MALACHY TALLACK: DAS TAL IN
DER MITTE DER WELT
Als Alice mit 40 Jahren Witwe wurde, zog die Schriftstellerin auf die Shetland-Inseln, wo
sie einst in ihren Flitterwochen glücklich gewesen war. Nach fünf erfolgreichen Krimis
hat sie jedoch jede Lust an fiktiven Geschichten verloren. Mit jetzt 45 aber ist ein ganz
anderes Manuskript im Entstehen: die Geschichte dieses Tals, in dem sie mit ganz wenigen
Nachbarn lebt. Über seine Menschen. Über seine Natur.
Der Titel für dieses ganz reale Buch soll Das Tal in der Mitte der Welt
heißen und so lautet auch der Titel von Malachy Tallacks erstem Roman. Selbst auf den gut
160 Kilometer nördlich vom britischen Festland liegenden Inseln aufgewachsen, hatte er
sich bisher als Reiseschriftsteller, Singer-Songwriter und Journalist bereits einen Namen
gemacht.
Nun also eine erfundene Geschichte, die sich um die wenigen Bewohner, die raue Natur, das
von Regen und Wind bestimmte Wetter dreht. Eingangs wird Sandy vorgestellt, der gerade von
seiner Partnerin Emma verlassen worden ist. Obwohl sie wie er hier aufwuchs, war es nicht
nur das Versiegen der Liebe sondern auch die Kargheit dieses Lebens, dem sie entfliehen
wollte.
Sandy kennt das Verlassenwerden, wurde er doch als Kind von seiner Mutter allein auf der
Insel zurückgelassen. Um so wichtiger sind ihm Emmas Eltern David und Mary als eine Art
Ersatzfamilie. Ganz nahebei steht ihr Haus und die Nebenerwerbslandwirtschaft mit der
Schafzucht. Und Sandy lässt sich gern in den Umgang mit den Schafen einweisen.

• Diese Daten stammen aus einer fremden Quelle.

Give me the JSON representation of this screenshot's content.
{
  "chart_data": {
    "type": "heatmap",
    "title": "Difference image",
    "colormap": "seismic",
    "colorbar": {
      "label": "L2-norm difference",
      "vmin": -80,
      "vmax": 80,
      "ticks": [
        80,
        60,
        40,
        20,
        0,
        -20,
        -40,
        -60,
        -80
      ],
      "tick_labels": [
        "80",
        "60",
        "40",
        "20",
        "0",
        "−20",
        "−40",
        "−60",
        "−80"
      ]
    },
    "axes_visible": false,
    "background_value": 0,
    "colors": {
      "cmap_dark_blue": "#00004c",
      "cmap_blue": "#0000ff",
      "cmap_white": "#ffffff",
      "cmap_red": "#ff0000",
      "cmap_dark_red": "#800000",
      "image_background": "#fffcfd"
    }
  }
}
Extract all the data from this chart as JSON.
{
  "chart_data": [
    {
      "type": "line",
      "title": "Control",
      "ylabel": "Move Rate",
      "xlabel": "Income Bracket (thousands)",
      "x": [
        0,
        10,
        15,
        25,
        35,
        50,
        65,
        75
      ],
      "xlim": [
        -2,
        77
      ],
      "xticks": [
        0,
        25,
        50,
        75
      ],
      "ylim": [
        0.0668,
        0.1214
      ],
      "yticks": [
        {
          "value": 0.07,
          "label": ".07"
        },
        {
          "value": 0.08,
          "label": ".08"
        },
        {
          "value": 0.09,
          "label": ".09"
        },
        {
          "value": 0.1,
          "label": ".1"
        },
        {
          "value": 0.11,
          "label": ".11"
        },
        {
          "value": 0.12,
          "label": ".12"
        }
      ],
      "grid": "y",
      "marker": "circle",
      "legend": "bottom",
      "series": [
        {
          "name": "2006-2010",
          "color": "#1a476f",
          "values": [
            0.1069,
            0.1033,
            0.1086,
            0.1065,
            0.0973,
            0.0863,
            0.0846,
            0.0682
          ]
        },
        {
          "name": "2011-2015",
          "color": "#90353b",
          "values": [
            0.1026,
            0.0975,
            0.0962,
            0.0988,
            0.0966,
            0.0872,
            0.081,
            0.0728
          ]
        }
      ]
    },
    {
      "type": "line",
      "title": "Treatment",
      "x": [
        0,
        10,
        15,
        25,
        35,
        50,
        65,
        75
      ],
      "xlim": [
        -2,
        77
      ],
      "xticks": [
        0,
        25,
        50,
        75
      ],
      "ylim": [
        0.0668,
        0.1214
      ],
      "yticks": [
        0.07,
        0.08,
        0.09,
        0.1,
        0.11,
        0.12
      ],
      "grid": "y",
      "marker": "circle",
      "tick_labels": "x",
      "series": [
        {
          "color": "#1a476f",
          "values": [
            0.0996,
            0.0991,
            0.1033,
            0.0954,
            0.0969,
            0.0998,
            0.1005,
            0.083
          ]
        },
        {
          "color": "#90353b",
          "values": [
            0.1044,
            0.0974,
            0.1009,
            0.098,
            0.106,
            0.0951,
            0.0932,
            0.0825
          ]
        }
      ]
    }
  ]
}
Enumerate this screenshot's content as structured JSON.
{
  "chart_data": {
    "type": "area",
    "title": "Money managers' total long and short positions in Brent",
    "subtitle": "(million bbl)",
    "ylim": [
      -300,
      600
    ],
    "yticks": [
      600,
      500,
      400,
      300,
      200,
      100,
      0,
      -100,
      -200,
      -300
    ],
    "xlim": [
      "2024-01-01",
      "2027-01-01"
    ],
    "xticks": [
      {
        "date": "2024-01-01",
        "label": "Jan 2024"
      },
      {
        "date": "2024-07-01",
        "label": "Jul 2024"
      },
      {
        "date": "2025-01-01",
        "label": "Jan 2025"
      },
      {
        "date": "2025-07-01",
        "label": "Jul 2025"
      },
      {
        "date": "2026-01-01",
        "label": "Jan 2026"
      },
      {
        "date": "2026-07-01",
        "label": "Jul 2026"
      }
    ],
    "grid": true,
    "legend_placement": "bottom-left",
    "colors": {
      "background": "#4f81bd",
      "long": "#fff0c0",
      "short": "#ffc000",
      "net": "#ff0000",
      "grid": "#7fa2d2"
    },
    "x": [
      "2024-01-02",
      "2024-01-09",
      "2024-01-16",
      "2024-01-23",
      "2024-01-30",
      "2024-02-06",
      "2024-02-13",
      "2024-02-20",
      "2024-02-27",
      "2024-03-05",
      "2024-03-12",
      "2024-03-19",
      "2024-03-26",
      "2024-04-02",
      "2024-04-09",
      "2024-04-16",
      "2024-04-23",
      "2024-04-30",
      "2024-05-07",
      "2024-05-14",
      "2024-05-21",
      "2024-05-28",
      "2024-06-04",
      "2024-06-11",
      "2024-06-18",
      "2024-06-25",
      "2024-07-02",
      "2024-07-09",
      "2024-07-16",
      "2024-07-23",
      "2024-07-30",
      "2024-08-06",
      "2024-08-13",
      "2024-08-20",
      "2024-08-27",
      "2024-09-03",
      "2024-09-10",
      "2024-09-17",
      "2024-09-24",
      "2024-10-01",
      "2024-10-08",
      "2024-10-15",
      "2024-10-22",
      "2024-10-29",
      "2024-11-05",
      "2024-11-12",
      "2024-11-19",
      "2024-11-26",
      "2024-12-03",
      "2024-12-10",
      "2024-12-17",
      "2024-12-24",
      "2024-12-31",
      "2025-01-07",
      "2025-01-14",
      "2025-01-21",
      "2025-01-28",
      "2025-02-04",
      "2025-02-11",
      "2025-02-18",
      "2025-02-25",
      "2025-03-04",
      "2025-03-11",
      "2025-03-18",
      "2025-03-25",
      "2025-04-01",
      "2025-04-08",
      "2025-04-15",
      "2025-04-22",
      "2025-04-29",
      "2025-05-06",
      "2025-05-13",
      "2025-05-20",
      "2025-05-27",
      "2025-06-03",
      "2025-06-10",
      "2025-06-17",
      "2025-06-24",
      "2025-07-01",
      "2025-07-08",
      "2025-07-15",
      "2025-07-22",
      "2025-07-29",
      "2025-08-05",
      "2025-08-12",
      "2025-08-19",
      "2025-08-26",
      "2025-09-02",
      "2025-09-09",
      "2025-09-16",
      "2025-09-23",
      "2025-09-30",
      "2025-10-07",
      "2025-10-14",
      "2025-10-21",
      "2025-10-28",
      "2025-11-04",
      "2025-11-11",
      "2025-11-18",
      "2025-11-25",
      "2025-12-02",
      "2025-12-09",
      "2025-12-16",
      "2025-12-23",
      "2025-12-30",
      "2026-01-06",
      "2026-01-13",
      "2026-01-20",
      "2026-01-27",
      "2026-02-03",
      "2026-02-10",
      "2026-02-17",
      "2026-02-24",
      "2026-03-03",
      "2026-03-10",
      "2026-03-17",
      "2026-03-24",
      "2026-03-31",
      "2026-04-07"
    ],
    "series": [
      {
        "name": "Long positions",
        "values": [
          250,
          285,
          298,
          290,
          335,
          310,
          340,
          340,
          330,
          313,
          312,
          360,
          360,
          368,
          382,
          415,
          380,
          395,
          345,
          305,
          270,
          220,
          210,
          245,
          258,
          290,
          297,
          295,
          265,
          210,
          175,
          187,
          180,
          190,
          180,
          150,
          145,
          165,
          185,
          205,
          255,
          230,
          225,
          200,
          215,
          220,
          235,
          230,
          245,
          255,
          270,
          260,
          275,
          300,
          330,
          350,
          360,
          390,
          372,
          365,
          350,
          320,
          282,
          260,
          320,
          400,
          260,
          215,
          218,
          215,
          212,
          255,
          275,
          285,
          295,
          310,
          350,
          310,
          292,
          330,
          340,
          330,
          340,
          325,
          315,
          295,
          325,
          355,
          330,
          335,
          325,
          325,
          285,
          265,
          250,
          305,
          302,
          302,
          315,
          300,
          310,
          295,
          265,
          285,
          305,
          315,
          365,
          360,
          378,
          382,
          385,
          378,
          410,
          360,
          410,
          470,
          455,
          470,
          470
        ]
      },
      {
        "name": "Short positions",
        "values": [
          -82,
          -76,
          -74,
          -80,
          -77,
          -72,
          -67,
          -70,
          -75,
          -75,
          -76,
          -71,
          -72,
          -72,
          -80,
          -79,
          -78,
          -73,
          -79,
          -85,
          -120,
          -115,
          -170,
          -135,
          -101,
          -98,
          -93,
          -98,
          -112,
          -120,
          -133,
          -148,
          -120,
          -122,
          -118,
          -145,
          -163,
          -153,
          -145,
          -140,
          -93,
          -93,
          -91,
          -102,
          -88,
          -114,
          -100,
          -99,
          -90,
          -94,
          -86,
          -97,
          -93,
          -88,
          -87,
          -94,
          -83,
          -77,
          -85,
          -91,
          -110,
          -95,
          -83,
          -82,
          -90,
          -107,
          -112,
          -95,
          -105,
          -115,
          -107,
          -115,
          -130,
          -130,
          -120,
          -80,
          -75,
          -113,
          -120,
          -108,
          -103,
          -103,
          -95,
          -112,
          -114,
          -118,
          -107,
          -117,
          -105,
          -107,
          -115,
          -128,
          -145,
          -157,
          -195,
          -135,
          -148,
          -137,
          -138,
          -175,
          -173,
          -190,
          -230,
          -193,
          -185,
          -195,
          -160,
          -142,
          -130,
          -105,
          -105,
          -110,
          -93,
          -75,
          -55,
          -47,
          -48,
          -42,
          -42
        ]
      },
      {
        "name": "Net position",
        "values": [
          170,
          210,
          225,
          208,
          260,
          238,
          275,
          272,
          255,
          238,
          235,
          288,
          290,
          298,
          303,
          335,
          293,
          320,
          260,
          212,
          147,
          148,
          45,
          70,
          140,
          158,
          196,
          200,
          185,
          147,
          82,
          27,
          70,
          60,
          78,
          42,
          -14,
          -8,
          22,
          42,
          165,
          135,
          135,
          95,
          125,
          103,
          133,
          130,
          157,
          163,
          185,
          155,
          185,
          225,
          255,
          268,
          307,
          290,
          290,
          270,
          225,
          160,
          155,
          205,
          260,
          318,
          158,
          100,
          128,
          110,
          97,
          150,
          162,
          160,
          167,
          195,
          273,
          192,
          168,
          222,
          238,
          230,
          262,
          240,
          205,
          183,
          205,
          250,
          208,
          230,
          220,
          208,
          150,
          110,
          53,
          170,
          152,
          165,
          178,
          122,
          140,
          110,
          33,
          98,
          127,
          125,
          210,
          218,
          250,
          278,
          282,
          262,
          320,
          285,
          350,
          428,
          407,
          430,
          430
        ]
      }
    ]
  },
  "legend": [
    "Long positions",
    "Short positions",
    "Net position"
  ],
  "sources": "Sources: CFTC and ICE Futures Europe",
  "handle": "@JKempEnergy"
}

Andererseits teilt er diese stille Traurigkeit mit den Beinahe-Schwiegereltern, die nun
beide Töchter in der Ferne vermissen.
Auch die übrigen Bewohner des Tales werden mit viel Einfühlungsvermögen dargestellt.
Sei es die fast 90-jährige Maggie, die einen einsamen Tod stirbt, sei es der versoffene
Terry, der mit niemandem richtig auskommt. Oder das junge Paar, das es eher wegen der
günstigen Preise aus der Stadt hierher verschlagen hat. Jeder kennt hier jeden und
Anonymität ist noch weniger möglich als Geheimnisse voreinander zu haben.
Es sind eigenwillige bis kauzige Menschen und es geschehen keine spektakulären Ereignisse
in diesem ruhigen, ernsten Roman mit seinen hervorragend gezeichneten Charakteren. Und
doch lässt er den Leser nicht mehr los, fesselt ihn an diesen kleinen, so großartig
beschriebenen Kosmos. Fazit: ein entschleunigter literarischer Leckerbissen, der wie ein
schönes melancholisches Lied nachhallt.